Оказавшись на другом берегу, они поехали по глостерским землям, тем же самым путем, по какому Блэкистон направлялся на встречу с сэром Магнусом Паем. Фрейзер рассчитывал вернуться в Саксби-на-Эйвоне к семи часам, как раз к ужину.
Наконец они добрались до Бата и выехали на дорогу, ведущую в Пай-Холл. Слева тянулась почти совсем уже темная долина.
— Золото! — воскликнул Пюнд.
Он молчал так долго, что при звуке его голоса Фрейзер вздрогнул.
— Что, простите? — спросил он.
— Золото дураков, спрятанное сэром Магнусом Паем.
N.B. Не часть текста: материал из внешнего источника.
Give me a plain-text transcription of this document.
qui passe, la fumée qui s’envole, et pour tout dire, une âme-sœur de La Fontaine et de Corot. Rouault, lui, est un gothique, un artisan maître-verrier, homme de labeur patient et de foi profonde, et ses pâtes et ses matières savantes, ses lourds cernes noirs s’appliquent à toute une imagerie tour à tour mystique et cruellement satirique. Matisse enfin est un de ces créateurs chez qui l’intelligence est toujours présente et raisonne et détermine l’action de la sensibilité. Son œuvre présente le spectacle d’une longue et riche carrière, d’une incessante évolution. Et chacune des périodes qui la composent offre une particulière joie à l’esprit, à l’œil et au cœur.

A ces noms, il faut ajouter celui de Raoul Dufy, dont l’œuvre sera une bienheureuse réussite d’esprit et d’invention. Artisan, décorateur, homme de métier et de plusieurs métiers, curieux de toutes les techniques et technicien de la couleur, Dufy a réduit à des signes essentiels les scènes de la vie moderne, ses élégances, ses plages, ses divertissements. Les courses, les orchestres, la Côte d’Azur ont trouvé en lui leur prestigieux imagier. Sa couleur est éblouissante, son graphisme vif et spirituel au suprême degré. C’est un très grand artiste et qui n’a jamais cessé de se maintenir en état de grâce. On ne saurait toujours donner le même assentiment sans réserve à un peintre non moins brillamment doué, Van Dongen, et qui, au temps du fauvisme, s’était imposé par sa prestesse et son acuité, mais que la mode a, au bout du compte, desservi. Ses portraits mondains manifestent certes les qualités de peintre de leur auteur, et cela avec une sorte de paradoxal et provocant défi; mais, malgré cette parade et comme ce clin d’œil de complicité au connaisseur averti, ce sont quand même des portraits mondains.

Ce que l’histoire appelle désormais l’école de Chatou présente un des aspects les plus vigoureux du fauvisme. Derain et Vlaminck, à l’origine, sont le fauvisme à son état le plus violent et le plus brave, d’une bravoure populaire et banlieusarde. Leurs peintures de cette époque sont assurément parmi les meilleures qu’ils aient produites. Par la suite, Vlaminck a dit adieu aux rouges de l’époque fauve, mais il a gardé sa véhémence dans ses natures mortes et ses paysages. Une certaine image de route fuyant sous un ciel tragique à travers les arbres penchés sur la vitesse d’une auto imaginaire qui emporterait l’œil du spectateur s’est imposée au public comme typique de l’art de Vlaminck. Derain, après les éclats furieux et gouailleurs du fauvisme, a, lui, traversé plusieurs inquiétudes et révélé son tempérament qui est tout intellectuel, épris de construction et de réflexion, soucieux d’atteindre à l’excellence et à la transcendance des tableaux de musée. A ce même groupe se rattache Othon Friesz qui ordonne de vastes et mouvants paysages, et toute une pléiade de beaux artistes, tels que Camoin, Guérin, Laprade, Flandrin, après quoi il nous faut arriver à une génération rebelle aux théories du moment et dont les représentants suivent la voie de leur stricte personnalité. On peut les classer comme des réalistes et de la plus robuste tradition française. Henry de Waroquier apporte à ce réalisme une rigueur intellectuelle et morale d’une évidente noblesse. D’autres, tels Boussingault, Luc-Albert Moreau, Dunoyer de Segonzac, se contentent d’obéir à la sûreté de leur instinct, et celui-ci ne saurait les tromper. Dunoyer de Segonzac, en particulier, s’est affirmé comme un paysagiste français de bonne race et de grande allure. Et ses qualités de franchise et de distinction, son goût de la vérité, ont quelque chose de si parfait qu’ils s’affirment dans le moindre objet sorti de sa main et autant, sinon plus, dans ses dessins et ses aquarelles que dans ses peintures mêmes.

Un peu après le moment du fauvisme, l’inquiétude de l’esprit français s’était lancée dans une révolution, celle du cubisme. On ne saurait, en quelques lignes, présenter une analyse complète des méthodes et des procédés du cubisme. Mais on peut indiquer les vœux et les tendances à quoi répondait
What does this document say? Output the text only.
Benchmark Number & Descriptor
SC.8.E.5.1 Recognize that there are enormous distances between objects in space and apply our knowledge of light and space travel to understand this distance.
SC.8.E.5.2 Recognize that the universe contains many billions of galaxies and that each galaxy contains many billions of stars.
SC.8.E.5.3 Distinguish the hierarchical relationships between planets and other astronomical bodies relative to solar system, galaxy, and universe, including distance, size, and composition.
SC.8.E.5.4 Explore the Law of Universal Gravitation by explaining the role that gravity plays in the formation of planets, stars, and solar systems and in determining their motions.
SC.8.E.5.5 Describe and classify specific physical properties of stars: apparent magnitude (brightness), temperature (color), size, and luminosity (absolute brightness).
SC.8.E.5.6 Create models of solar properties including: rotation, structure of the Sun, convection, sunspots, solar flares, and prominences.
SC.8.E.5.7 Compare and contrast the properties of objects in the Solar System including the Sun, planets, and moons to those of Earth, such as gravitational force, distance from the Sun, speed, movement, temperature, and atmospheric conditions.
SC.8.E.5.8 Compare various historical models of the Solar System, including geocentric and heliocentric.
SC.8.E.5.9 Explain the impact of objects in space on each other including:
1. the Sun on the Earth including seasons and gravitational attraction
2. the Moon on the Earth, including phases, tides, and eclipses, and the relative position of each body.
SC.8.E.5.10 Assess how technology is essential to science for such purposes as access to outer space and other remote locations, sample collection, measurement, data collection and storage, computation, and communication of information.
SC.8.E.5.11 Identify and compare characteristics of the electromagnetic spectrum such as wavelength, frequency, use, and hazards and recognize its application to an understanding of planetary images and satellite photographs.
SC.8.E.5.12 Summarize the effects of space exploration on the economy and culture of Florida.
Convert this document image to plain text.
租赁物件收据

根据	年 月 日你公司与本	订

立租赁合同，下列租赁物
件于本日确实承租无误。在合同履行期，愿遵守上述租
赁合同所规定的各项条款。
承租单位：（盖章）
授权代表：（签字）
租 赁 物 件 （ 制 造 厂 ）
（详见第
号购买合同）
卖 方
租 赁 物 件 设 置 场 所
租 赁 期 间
Я убежден, что все вращается вокруг него.
— Но золото дураков ничего не стоит.
— Для вас — да, Джеймс. Или для меня. В том-то все и дело.
— Оно убило Тома Блэкистона. Он пытался вытащить его из озера.
— О да. Озеро, знаете ли, играет важную роль в этой истории, прямо как в легендах о короле Артуре. Дети играли на берегу озера. Один из них погиб в озере. Серебро сэра Магнуса тоже спрятали в озере.
— Знаете, Пюнд, все это как-то лишено смысла.
— Я думаю о короле Артуре, драконах и ведьмах. В этой истории есть ведьма, есть дракон и есть проклятие, которое невозможно снять...
— Как понимаю, вы знаете, кто это сделал.
— Да, Джеймс. Остается только установить связи, и все станет совершенно ясно. Подчас, знаете ли, не материальные улики ведут к раскрытию преступления. Слова, произнесенные викарием на похоронах, клочок бумаги в камине — они намекают на одно, но ведут совершенно к другому. Запертая комната в Лодж-хаусе. Зачем ее заперли? Мы полагаем, что знаем ответ, но стоит поразмыслить, и мы понимаем, что ошибались. Письмо, адресованное сэру Магнусу. Мы знаем, кто сочинил его. Знаем почему. Но опять же заблуждаемся. Нам следует думать. Это все гипотезы, но скоро мы убедимся, что иначе быть не могло.
— Мэтью Блэкистон помог вам?
— Мэтью Блэкистон сообщил мне то, что я хотел знать. Именно с него все и началось.
— Правда? И что же он сделал?
— Убил свою жену.
Крауч-Энд, Лондон
Досадно, да?
К вечеру воскресенья я добралась до конца рукописи и сразу позвонила Чарльзу Клоуверу. Чарльз — мой босс, генеральный директор издательства «Клоуверлиф букс», выпускающего серию про Аттикуса Пюнда. Мой звонок был переадресован на голосовую почту.
— Чарльз! — сказала я. — Что стряслось с последней главой? Какой смысл давать мне на вычитку остросюжетный детектив, в котором не раскрывается полностью, кто убийца? Можете перезвонить мне?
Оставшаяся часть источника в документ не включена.